Theft of credit card files could inspire new layers of hacking shields
The news of a possible data breach at credit card companies Visa and MasterCard this week could inspire lenders to double down on their investments in security software.
Hackers can use private financial information to ring up fraudulent charges on simple purchases or to commit full fledged identity theft. With implications on such a large scale for both consumers and lenders, banks and other financiers have stepped up their defenses against intrusion in recent years.
Those improvements may not have been enough, as thieves penetrated the secure files of an estimated 50,000 cardholders held by Global Payments in Atlanta, Georgia, according to the Wall Street Journal. The company processes credit cards and debit cards for banks and merchants.
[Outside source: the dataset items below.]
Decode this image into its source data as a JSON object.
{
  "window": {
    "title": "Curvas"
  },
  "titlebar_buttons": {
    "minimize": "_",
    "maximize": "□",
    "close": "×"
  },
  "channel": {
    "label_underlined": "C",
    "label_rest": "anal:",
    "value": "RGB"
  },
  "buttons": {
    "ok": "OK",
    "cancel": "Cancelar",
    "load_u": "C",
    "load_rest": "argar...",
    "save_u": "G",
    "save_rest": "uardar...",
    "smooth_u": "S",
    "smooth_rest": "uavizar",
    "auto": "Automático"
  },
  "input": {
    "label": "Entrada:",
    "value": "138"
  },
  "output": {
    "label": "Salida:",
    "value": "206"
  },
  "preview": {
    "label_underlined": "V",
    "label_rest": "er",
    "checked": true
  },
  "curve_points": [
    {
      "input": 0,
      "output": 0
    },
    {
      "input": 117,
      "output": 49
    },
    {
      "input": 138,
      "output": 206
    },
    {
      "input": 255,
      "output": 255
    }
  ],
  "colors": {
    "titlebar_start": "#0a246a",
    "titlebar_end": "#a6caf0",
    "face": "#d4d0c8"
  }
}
Both Visa and MasterCard moved quickly to alert their banking partners - the firms that actually issue credit cards to consumers - and to activate their data loss prevention plans.
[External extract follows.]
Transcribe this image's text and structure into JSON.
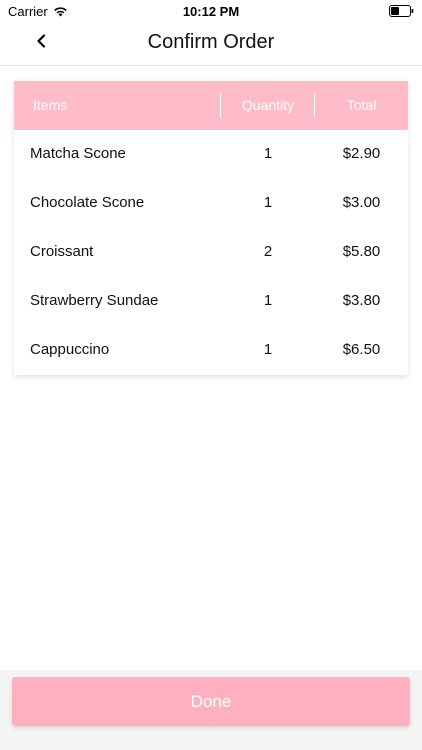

The incident could put pressure on lenders to beef up their data protection practices, especially because credit card issuers typically insure cardholders against fraudulent purchases, so any theft may come out of corporate pockets.
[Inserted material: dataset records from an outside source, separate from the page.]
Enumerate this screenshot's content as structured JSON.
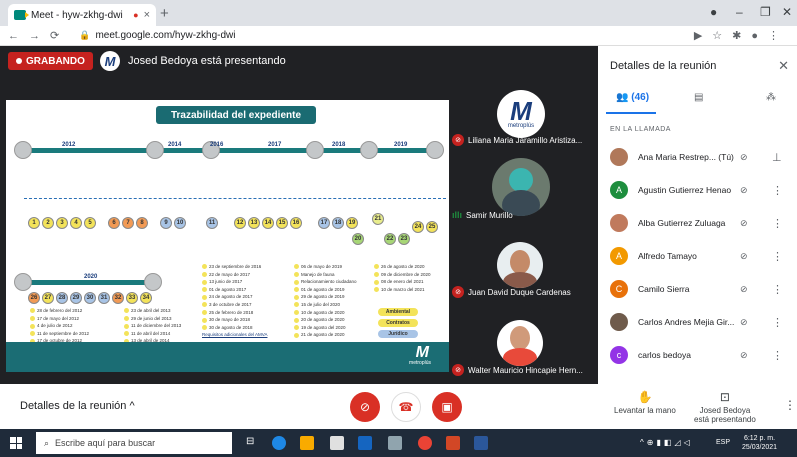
{
  "browser": {
    "tab_title": "Meet - hyw-zkhg-dwi",
    "url": "meet.google.com/hyw-zkhg-dwi"
  },
  "meet": {
    "recording_label": "GRABANDO",
    "presenter_logo": "M",
    "presenting_text": "Josed Bedoya está presentando"
  },
  "slide": {
    "title": "Trazabilidad del expediente",
    "years_top": [
      "2012",
      "2014",
      "2016",
      "2017",
      "2018",
      "2019"
    ],
    "year_bottom": "2020",
    "row1": [
      {
        "n": "1",
        "c": "y"
      },
      {
        "n": "2",
        "c": "y"
      },
      {
        "n": "3",
        "c": "y"
      },
      {
        "n": "4",
        "c": "y"
      },
      {
        "n": "5",
        "c": "y"
      },
      {
        "n": "6",
        "c": "o"
      },
      {
        "n": "7",
        "c": "o"
      },
      {
        "n": "8",
        "c": "o"
      },
      {
        "n": "9",
        "c": "b"
      },
      {
        "n": "10",
        "c": "b"
      },
      {
        "n": "11",
        "c": "b"
      },
      {
        "n": "12",
        "c": "y"
      },
      {
        "n": "13",
        "c": "y"
      },
      {
        "n": "14",
        "c": "y"
      },
      {
        "n": "15",
        "c": "y"
      },
      {
        "n": "16",
        "c": "y"
      },
      {
        "n": "17",
        "c": "b"
      },
      {
        "n": "18",
        "c": "b"
      },
      {
        "n": "19",
        "c": "y"
      },
      {
        "n": "20",
        "c": "g"
      },
      {
        "n": "21",
        "c": "c"
      },
      {
        "n": "22",
        "c": "g"
      },
      {
        "n": "23",
        "c": "g"
      },
      {
        "n": "24",
        "c": "y"
      },
      {
        "n": "25",
        "c": "y"
      }
    ],
    "row2": [
      {
        "n": "26",
        "c": "o"
      },
      {
        "n": "27",
        "c": "y"
      },
      {
        "n": "28",
        "c": "b"
      },
      {
        "n": "29",
        "c": "b"
      },
      {
        "n": "30",
        "c": "b"
      },
      {
        "n": "31",
        "c": "b"
      },
      {
        "n": "32",
        "c": "o"
      },
      {
        "n": "33",
        "c": "y"
      },
      {
        "n": "34",
        "c": "y"
      }
    ],
    "dates_col1": [
      "28 de febrero del 2012",
      "17 de mayo del 2012",
      "4 de julio de 2012",
      "11 de septiembre de 2012",
      "17 de octubre de 2012"
    ],
    "dates_col2": [
      "23 de abril del 2013",
      "29 de junio del 2013",
      "11 de diciembre del 2013",
      "11 de abril del 2014",
      "13 de abril de 2014"
    ],
    "dates_col3": [
      "23 de septiembre de 2016",
      "22 de mayo de 2017",
      "13 junio de 2017",
      "01 de agosto 2017",
      "24 de agosto de 2017",
      "3 de octubre de 2017",
      "25 de febrero de 2018",
      "30 de mayo de 2018",
      "30 de agosto de 2018"
    ],
    "dates_col3_link": "Requisitos adicionales del AMVA",
    "dates_col4": [
      "06 de mayo de 2019",
      "Manejo de fauna",
      "Relacionamiento ciudadano",
      "01 de agosto de 2019",
      "29 de agosto de 2019",
      "15 de julio del 2020",
      "10 de agosto de 2020",
      "20 de agosto de 2020",
      "19 de agosto del 2020",
      "21 de agosto de 2020"
    ],
    "dates_col5": [
      "26 de agosto de 2020",
      "09 de diciembre de 2020",
      "08 de enero del 2021",
      "10 de marzo del 2021"
    ],
    "legend": [
      "Ambiental",
      "Contratos",
      "Jurídico"
    ],
    "footer_logo": "M",
    "footer_sub": "metroplús"
  },
  "participants_tiles": [
    {
      "name": "Liliana Maria Jaramillo Aristiza...",
      "muted": true
    },
    {
      "name": "Samir Murillo",
      "muted": false
    },
    {
      "name": "Juan David Duque Cardenas",
      "muted": true
    },
    {
      "name": "Walter Mauricio Hincapie Hern...",
      "muted": true
    }
  ],
  "tile_logo": {
    "letter": "M",
    "sub": "metroplús"
  },
  "bottom": {
    "details_label": "Detalles de la reunión",
    "raise_hand": "Levantar la mano",
    "presenting_line1": "Josed Bedoya",
    "presenting_line2": "está presentando"
  },
  "panel": {
    "title": "Detalles de la reunión",
    "people_count": "(46)",
    "in_call": "EN LA LLAMADA",
    "people": [
      {
        "name": "Ana Maria Restrep...",
        "suffix": "(Tú)",
        "initial": "",
        "color": "#b0785a"
      },
      {
        "name": "Agustin Gutierrez Henao",
        "initial": "A",
        "color": "#1e8e3e"
      },
      {
        "name": "Alba Gutierrez Zuluaga",
        "initial": "",
        "color": "#c07a5d"
      },
      {
        "name": "Alfredo Tamayo",
        "initial": "A",
        "color": "#f29900"
      },
      {
        "name": "Camilo Sierra",
        "initial": "C",
        "color": "#e8710a"
      },
      {
        "name": "Carlos Andres Mejia Gir...",
        "initial": "",
        "color": "#6f5b4b"
      },
      {
        "name": "carlos bedoya",
        "initial": "c",
        "color": "#9334e6"
      }
    ]
  },
  "taskbar": {
    "search_placeholder": "Escribe aquí para buscar",
    "lang": "ESP",
    "time": "6:12 p. m.",
    "date": "25/03/2021"
  }
}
Despite fears generated by the data theft, the numbers involved were relatively small. An estimated 648 million Americans hold credit, debit and prepaid cards from Visa, and another 308 million people use MasterCard’s services.
While the credit card companies quickly announced their own systems had not been penetrated, they both launched investigations to improve future security practices by learning whether the breach had occurred through problems in anti-virus software, phishing intrusion or blended threats.
"MasterCard is concerned whenever there is any possibility that cardholders could be inconvenienced and we continue to both monitor this event and take steps to safeguard account information," the company said in a statement to NetworkWorld magazine.
Some experts say the event illustrates the need for companies to move beyond "knowledge based authentication" - regulating access to websites by demanding passwords or answers to security questions that only a genuine customer would know.
In fact, determined crooks can usually bypass two or three layers of authentication, so the best defense is to combine many layers of fraud prevention, Gartner fraud analyst Avivah Litan says in her company blog.
"Malware-based attacks against bank customers and company employees are levying severe reputational and financial damage on their victims," Litan says. "They are fast becoming a prevalent tool for attacking customer and corporate accounts, and stealing sensitive information or funds. Fighting these and future types of attacks requires a layered fraud prevention approach."